McLay, L.A., Brooks, J.P., Boone, E.L., 2012. Analyzing the Volume and Nature of Emergency Medical Calls during Severe Weather Events using Regression Methodologies. Socio-Economic Planning Sciences 46, 55 – 66.

The second paper seeks to characterize the volume and characteristics of EMS and fire calls for service. It was motivated by the need to deliver routine emergency service during weather emergencies and disasters. What typically happens during emergencies is that there are more calls for service, most of which are low priority calls. Triage becomes more important in these situations, because the most severe calls for service can be drowned out by so many low-priority requests. However, call surges are not the only stress on fire and EMS departments. Road congestion and slow travel times mean that each call takes more time to serve, which can further stress limited resources. As a result, it becomes important to triage calls and assign appropriate resources.
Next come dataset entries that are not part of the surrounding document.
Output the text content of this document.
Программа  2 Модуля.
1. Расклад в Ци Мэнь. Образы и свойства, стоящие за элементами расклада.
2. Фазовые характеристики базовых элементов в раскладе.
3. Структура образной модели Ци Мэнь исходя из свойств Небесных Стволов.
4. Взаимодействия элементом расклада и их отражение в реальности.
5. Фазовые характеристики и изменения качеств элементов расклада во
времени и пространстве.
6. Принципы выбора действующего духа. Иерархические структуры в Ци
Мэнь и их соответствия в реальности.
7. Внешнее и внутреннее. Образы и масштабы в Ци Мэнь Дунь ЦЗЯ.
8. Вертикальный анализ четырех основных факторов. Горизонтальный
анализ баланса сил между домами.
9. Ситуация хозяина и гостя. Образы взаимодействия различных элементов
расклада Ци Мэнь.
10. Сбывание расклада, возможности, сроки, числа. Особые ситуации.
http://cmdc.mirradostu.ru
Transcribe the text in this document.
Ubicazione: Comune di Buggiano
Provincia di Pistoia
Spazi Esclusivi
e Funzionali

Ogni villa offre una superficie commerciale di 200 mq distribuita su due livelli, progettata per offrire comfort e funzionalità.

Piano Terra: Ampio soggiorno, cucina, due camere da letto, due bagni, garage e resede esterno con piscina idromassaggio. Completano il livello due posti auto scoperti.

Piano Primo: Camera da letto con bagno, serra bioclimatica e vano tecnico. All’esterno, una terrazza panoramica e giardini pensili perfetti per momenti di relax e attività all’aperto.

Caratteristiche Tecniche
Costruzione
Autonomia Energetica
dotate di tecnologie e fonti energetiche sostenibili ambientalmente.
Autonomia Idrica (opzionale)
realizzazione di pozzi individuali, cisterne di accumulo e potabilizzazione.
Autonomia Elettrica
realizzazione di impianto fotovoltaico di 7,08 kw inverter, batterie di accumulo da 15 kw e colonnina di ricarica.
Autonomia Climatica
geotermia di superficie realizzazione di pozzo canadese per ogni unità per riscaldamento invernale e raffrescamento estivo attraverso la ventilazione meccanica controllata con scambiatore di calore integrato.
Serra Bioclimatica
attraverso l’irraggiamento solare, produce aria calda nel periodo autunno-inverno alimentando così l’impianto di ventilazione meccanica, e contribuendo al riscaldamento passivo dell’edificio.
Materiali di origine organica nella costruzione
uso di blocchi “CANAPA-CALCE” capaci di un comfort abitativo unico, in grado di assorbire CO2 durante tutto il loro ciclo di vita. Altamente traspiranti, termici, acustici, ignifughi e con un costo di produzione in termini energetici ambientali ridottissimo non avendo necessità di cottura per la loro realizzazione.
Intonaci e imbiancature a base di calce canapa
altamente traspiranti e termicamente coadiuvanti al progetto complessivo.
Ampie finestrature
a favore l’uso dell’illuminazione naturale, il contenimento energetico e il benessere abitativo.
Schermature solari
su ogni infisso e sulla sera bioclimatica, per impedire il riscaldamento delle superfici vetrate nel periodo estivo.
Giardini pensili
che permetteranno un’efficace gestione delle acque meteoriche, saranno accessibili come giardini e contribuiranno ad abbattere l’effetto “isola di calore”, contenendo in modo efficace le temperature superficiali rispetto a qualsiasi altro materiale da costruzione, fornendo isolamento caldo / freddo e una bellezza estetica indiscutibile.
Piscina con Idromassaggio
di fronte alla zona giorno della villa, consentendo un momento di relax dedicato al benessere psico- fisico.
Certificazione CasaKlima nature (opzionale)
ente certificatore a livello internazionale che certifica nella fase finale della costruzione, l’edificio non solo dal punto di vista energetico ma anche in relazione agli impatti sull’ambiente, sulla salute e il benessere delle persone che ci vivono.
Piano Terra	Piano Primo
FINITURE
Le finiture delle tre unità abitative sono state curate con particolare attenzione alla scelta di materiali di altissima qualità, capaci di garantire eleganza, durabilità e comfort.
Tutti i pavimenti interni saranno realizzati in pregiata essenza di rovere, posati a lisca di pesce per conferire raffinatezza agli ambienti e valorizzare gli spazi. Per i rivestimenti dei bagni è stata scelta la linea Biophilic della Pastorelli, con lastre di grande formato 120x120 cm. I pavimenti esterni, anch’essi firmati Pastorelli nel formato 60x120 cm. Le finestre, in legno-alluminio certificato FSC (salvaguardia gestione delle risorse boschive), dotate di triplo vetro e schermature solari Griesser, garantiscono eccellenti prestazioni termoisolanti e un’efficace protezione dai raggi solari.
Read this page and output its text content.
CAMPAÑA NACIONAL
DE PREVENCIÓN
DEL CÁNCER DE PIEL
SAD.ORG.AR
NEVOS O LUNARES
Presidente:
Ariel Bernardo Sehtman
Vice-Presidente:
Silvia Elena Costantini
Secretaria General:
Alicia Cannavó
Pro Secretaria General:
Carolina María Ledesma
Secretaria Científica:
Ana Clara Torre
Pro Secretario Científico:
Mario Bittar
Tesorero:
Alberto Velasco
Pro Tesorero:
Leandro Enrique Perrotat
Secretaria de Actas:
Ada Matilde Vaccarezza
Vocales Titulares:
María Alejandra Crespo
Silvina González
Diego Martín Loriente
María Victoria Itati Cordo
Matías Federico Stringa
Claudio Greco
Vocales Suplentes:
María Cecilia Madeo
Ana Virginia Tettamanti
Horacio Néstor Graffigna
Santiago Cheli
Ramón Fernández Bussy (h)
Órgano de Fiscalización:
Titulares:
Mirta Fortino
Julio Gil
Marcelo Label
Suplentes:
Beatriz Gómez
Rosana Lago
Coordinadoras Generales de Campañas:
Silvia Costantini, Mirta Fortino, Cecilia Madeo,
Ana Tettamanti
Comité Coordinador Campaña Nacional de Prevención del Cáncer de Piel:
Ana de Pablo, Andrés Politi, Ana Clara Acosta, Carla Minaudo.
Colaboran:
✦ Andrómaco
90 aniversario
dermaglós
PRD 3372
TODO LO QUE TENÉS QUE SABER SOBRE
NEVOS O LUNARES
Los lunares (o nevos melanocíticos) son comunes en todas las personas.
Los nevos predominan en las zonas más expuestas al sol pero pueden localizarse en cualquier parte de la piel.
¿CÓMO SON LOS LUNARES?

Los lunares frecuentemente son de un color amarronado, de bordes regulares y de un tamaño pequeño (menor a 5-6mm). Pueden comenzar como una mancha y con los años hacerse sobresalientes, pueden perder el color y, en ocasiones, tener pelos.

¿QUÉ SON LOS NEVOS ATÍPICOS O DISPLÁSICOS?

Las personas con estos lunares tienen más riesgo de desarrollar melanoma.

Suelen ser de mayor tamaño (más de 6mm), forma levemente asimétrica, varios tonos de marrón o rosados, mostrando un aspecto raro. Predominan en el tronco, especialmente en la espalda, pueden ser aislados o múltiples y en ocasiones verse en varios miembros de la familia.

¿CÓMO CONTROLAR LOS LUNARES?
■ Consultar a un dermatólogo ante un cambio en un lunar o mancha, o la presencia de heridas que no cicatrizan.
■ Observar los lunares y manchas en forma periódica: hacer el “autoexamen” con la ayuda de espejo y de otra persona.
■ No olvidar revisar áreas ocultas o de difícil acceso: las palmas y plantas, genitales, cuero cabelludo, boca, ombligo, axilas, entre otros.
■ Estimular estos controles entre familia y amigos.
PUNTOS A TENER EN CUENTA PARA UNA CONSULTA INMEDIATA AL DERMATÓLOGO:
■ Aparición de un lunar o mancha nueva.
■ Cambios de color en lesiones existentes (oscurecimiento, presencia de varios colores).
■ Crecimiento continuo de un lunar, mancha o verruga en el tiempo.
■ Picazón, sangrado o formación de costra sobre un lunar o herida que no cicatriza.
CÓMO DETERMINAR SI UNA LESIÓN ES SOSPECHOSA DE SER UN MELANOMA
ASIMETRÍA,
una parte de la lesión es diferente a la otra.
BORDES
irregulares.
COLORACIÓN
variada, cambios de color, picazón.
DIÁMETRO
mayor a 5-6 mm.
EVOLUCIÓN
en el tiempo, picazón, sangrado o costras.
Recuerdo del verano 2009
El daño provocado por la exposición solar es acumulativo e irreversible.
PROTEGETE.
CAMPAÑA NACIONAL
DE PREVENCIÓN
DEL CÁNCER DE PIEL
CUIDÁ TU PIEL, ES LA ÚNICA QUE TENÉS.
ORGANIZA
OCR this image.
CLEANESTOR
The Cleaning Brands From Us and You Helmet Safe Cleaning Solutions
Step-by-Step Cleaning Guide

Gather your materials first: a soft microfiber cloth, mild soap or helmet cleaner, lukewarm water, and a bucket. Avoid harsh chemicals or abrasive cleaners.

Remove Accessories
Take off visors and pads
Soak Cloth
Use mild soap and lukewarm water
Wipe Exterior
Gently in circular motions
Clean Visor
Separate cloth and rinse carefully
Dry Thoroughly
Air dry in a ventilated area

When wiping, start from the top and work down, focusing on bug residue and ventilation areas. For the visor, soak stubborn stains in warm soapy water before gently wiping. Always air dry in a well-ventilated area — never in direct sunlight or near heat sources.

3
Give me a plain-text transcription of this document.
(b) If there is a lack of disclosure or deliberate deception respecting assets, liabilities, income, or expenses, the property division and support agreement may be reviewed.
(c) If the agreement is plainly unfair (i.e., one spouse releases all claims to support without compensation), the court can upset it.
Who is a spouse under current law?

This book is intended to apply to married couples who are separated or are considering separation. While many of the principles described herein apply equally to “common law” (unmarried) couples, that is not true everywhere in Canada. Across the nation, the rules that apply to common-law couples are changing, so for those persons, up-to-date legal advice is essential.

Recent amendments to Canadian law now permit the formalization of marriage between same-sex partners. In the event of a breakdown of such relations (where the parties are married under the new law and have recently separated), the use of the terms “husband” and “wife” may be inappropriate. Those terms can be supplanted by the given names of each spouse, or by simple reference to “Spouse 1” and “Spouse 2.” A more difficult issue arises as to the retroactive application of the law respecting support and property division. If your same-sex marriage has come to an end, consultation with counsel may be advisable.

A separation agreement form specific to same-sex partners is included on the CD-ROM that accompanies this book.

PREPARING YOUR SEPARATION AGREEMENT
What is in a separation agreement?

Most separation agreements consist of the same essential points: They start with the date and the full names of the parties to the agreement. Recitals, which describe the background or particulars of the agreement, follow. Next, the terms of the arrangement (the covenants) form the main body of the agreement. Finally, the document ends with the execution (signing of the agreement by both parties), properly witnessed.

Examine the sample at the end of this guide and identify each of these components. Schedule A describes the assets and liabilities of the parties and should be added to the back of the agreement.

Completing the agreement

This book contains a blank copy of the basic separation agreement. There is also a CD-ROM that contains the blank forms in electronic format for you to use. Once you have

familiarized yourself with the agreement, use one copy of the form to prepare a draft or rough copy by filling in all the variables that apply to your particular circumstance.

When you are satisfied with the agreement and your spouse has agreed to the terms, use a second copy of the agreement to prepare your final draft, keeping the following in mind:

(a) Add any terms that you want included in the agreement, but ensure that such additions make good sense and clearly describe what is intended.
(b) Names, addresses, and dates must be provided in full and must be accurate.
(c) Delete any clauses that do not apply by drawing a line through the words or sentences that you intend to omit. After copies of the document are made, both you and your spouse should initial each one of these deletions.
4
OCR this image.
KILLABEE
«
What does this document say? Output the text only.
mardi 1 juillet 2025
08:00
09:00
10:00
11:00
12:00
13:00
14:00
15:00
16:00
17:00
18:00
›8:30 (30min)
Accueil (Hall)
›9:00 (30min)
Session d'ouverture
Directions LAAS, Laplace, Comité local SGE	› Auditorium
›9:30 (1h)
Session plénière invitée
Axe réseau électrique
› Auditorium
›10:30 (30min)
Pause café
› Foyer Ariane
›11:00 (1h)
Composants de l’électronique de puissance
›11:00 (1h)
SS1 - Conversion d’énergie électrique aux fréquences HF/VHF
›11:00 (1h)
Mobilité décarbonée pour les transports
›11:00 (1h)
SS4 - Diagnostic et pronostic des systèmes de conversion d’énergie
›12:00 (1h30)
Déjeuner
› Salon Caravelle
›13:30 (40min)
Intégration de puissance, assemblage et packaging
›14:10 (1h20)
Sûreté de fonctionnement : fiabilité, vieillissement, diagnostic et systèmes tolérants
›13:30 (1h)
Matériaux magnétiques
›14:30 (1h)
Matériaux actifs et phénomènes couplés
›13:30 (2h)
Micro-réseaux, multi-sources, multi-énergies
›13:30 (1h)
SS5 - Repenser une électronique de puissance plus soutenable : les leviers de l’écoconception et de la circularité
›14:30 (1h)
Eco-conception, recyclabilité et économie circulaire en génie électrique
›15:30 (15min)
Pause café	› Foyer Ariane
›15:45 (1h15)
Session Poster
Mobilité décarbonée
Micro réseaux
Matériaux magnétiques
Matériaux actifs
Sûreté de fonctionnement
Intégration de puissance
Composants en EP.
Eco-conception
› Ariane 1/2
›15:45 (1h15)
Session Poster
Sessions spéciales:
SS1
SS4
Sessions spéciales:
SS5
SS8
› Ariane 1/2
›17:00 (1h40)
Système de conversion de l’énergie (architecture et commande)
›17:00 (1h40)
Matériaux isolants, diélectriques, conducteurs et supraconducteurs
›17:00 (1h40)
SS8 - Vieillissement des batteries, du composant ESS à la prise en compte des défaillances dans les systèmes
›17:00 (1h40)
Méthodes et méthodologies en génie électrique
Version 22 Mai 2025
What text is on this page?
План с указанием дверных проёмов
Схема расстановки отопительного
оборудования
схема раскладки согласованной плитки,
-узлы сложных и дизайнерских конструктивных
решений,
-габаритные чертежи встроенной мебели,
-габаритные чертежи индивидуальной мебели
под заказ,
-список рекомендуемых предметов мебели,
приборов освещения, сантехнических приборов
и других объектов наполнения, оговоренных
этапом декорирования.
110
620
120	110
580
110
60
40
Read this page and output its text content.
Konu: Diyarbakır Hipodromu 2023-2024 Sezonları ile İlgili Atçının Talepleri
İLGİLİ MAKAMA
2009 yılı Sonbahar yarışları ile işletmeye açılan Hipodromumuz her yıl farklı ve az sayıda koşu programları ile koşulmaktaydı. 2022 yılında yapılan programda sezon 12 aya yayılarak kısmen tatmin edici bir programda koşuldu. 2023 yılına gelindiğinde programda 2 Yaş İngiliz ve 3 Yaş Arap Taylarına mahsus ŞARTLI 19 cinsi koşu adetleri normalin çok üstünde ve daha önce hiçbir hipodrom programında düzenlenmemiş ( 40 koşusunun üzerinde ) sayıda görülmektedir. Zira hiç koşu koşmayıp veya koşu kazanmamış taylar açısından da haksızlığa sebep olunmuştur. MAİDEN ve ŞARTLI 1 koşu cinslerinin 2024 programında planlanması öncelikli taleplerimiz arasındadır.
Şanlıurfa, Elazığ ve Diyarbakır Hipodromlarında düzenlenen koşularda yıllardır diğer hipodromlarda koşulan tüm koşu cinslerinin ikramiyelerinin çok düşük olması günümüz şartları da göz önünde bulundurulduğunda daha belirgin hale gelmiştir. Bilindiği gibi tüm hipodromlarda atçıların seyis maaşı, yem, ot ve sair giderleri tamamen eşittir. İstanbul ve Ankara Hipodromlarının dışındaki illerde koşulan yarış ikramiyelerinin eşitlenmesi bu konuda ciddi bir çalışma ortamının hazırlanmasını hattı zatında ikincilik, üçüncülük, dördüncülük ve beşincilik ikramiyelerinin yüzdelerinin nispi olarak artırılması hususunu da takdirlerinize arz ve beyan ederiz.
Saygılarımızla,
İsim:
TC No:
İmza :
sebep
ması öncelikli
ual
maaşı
Kunkel, A., McLay, L.A. 2013. Determining minimum staffing levels during snowstorms using an integrated simulation, regression, and reliability model. Health Care Management Science 16(1), 14 – 26.

The third paper studies staffing levels during a blizzard, where a surge of calls can temporarily overwhelm resources that are available. Additional staff are usually scheduled during emergencies when call volumes increase. We specifically focus on snow events, and the results have insight into other situations. To determine staffing levels that depend on weather, we propose a data-driven model that uses a discrete event simulation of a reliability model to identify minimum staffing levels that provide timely patient care,with regression used to provide the input parameters. We consider different response options, including asking low priority patients to wait for service, and we take into account that service providers often work faster when systems are congested. The latter issue of allowing adaptive service rates is important, since it makes the model more realistic by limiting the assumption that service rates are constant. A key observation is that when it is snowing, intrinsic system adaptation with respect to service rates has similar effects on system reliability as having one additional ambulance.

Yoon, S., Albert, L. 2018. An Expected Coverage Model with a Cutoff Priority Queue. Health Care Management Science 21(4), 517 – 533.

The final paper examines how to locate and dispatch ambulances when resources can be temporarily overwhelmed. In this paper, there are prioritized calls for service in a congested system, but the system is not completely overwhelmed by an MCI such as a hospital evacuation. Typically, models in the literature implicitly assume that there are always enough resources to respond immediately to all calls for service that are received. This is not a good assumption when there is an MCI. As a result, we need new models and analyses to provide insights into how to allocate resources when there is congestion and many service providers are busy treating patients.

We formulate new models to characterize policies when ambulances are held in reserve for high priority calls. When the system is so congested that it hits the “reserve” stock of ambulances, low priority patients are either diverted to neighboring EMS systems through mutual aid or added to a queue and responded to when the congestion has reduced. Interestingly, we find that by adopting such an approach for sending (and not sending) ambulances to patients, this affects where we might want to locate ambulances at stations.